A Dog's Purpose
- First edition
- Author: W. Bruce Cameron
- Published: July 6, 2010
- Publisher: Forge Books
- Followed by: A Dog's Journey

= A Dog's Purpose (novel) =

2010 novel by W. Bruce Cameron

A Dog's Purpose is a 2010
novel written by American author W. Bruce Cameron. It chronicles a dog's journey through four lives via reincarnation and how he looks for his purpose through each.

The novel was a New York Times bestseller for 49 weeks, garnering critical praise from such sources as Temple Grandin, famous for her study of cattle behavior; Kirkus Reviews; and Marty Becker, resident veterinarian on the early-morning television show, Good Morning America. A sequel followed in May 2012, titled A Dog's Journey, following the same dog after the events of the previous book. The film rights of the book were bought by DreamWorks. A film of the same name was released in January 2017.

==Plot==
The narrator first starts out as a feral puppy. A few weeks later, after being nursed by their mother, a feral as well, the dog and his siblings Fast, Sister, and Hungry go outside of their den to explore the woods around them. Soon after, men come and capture them. The dogs arrive at a place called the Yard, where dozens of abandoned dogs reside under the guidance of a gentle old woman whom the narrator calls Senora. The narrator, named Toby by Senora, adjusts to his new lifestyle. One day, many of the newer dogs at the Yard are whisked off to a building (a veterinarian office). A new dog arrives, named Spike, who is very aggressive with the other dogs, and injures Toby. Not long after, animal control service agents arrive with orders to shut down the place due to poor sanitation and welfare conditions. Many dogs, including Toby, are subsequently euthanized.

Toby now is reincarnated as a Golden Retriever puppy and is nursing from a new mother. A few weeks after birth, when Toby and his new brothers and sisters have matured enough, he and the others are allowed to play outside the cage. Toby climbs up onto a table and bites the doorknob, opening the gate to the outside world and leaving him to explore the real world. A truck driver picks up Toby on the road and calls him "Fella." The man drives to a bar. After the man has been gone for several hours, Toby begins suffering from heat exhaustion in the cab.

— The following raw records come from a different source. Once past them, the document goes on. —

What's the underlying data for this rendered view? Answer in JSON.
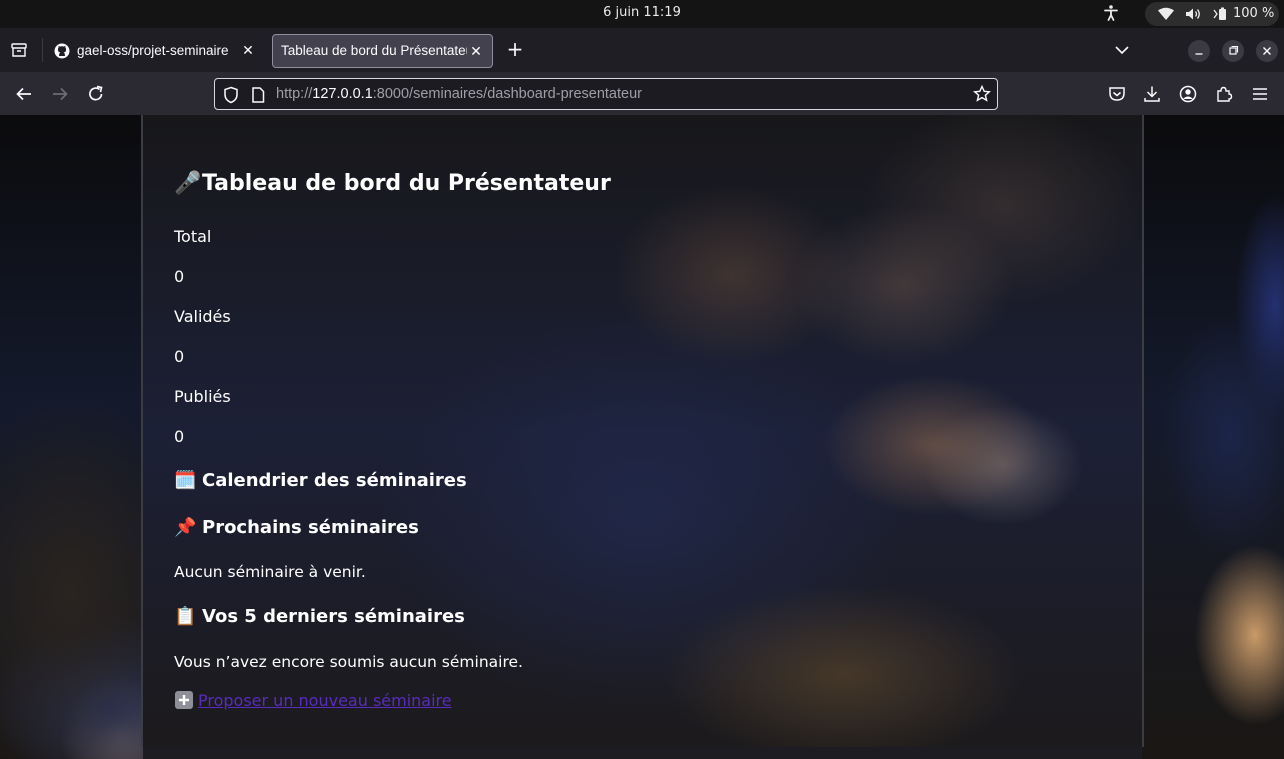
{
  "os": {
    "clock": "6 juin  11:19",
    "battery": "100 %"
  },
  "browser": {
    "tabs": [
      {
        "title": "gael-oss/projet-seminaire",
        "favicon": "github-icon",
        "active": false
      },
      {
        "title": "Tableau de bord du Présentateur",
        "favicon": "",
        "active": true
      }
    ],
    "url": {
      "scheme": "http://",
      "host": "127.0.0.1",
      "rest": ":8000/seminaires/dashboard-presentateur"
    }
  },
  "page": {
    "title_emoji": "🎤",
    "title": "Tableau de bord du Présentateur",
    "stats": [
      {
        "label": "Total",
        "value": "0"
      },
      {
        "label": "Validés",
        "value": "0"
      },
      {
        "label": "Publiés",
        "value": "0"
      }
    ],
    "calendar": {
      "emoji": "🗓️",
      "heading": "Calendrier des séminaires"
    },
    "upcoming": {
      "emoji": "📌",
      "heading": "Prochains séminaires",
      "empty_text": "Aucun séminaire à venir."
    },
    "recent": {
      "emoji": "📋",
      "heading": "Vos 5 derniers séminaires",
      "empty_text": "Vous n’avez encore soumis aucun séminaire."
    },
    "propose_link": "Proposer un nouveau séminaire"
  },
  "colors": {
    "link": "#5a2bbf",
    "tab_active_bg": "#42414d",
    "toolbar_bg": "#2b2a33"
  }
}
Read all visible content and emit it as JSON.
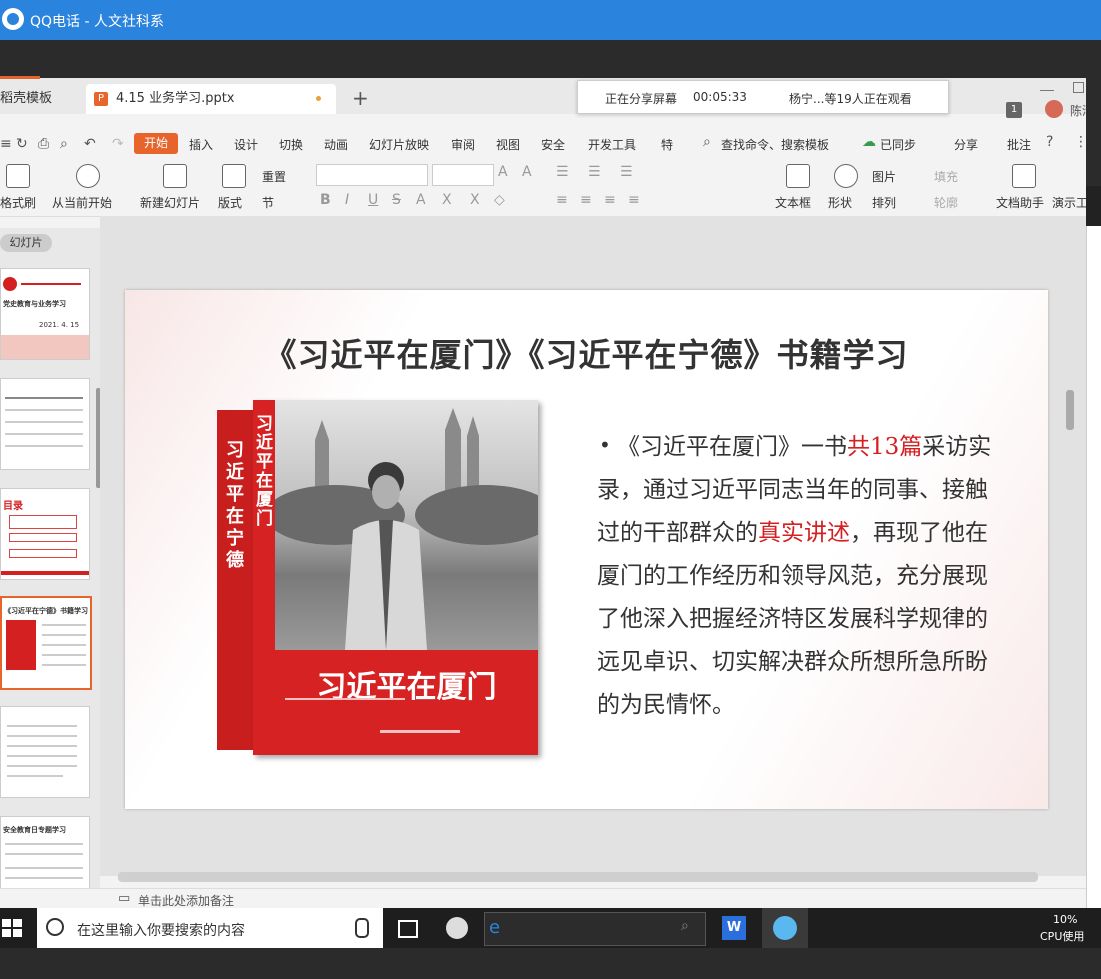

A woman breaks the car window, and rescues Toby. She brings him home, and presents him to her eight-year-old son, Ethan. Toby is renamed Bailey. Over the course of many years, Bailey lives a full life with Ethan, and accompanies him through many difficulties, including arson, which leads to Ethan permanently injuring his leg, and ending his promising athletic career. Ethan goes to live with his grandparents at their farm in Michigan so he can be with his girlfriend Hannah and finish his senior year in high school. Around that time, things are not going well in the family, with Ethan's injury, an eventual breakup with Hannah, and a divorce between Ethan's parents. Soon after moving, Ethan goes off to college, leaving Bailey with infrequent visits from him during the holidays. Bailey's health starts to decline, with him taking naps very often and being weak. Soon, Ethan's mother and grandparents take him to the vet, where he is once again put down.

Bailey wakes up once again as a German Shepherd. Bailey, who realizes that he is now a girl, is picked out and named Ellie by a police officer, named Jakob, and trained to be a search-and-rescue dog. Jakob and Ellie find a kidnapped girl but while getting the man into custody he shoots Jakob, injuring him so that he can no longer be a policeman.

Ellie then gets put into the care of one of Jakob's colleagues, Maya. After dying from old age, he is reborn but this time as a Labrador Retriever with Wendi, his new owner, who is ecstatic with her new pet, whom she names Bear. She cannot keep him because of a no-pet rule in her apartment building. Instead, she gives him to her mother, who is dating an alcoholic. Neither treat Bear very well, and the mother's boyfriend, fed up with the dog upon receiving a notice that he needs to provide better living conditions, ditches him on a country road. Bear recognizes his surroundings, having been there before with Ethan. Using the skills he learned as Ellie, Bear is able to trail the scent of one of the farm's animals to the Farm, where Ethan lives. Ethan, now an elderly man, decides to keep Bear, who he renames Buddy, and marries Hannah. Years pass, and Ethan suffers from an apparent stroke, and as he is dying suddenly recognizes that Buddy is Bailey.

==Reception==
Publishers Weekly called A Dog's Purpose "a tail-wagging three hanky boo-hooer" and "delightful". The Long Beach Post praised Cameron's ability to get inside a dog's psyche. The Christian Science Monitor recommended the book. The Washington Post criticized Cameron for "exploiting dogs' selflessness for his own mawkish ends".

==Series==
The book was followed up by two sequels by Cameron, A Dog's Journey and A Dog's Promise.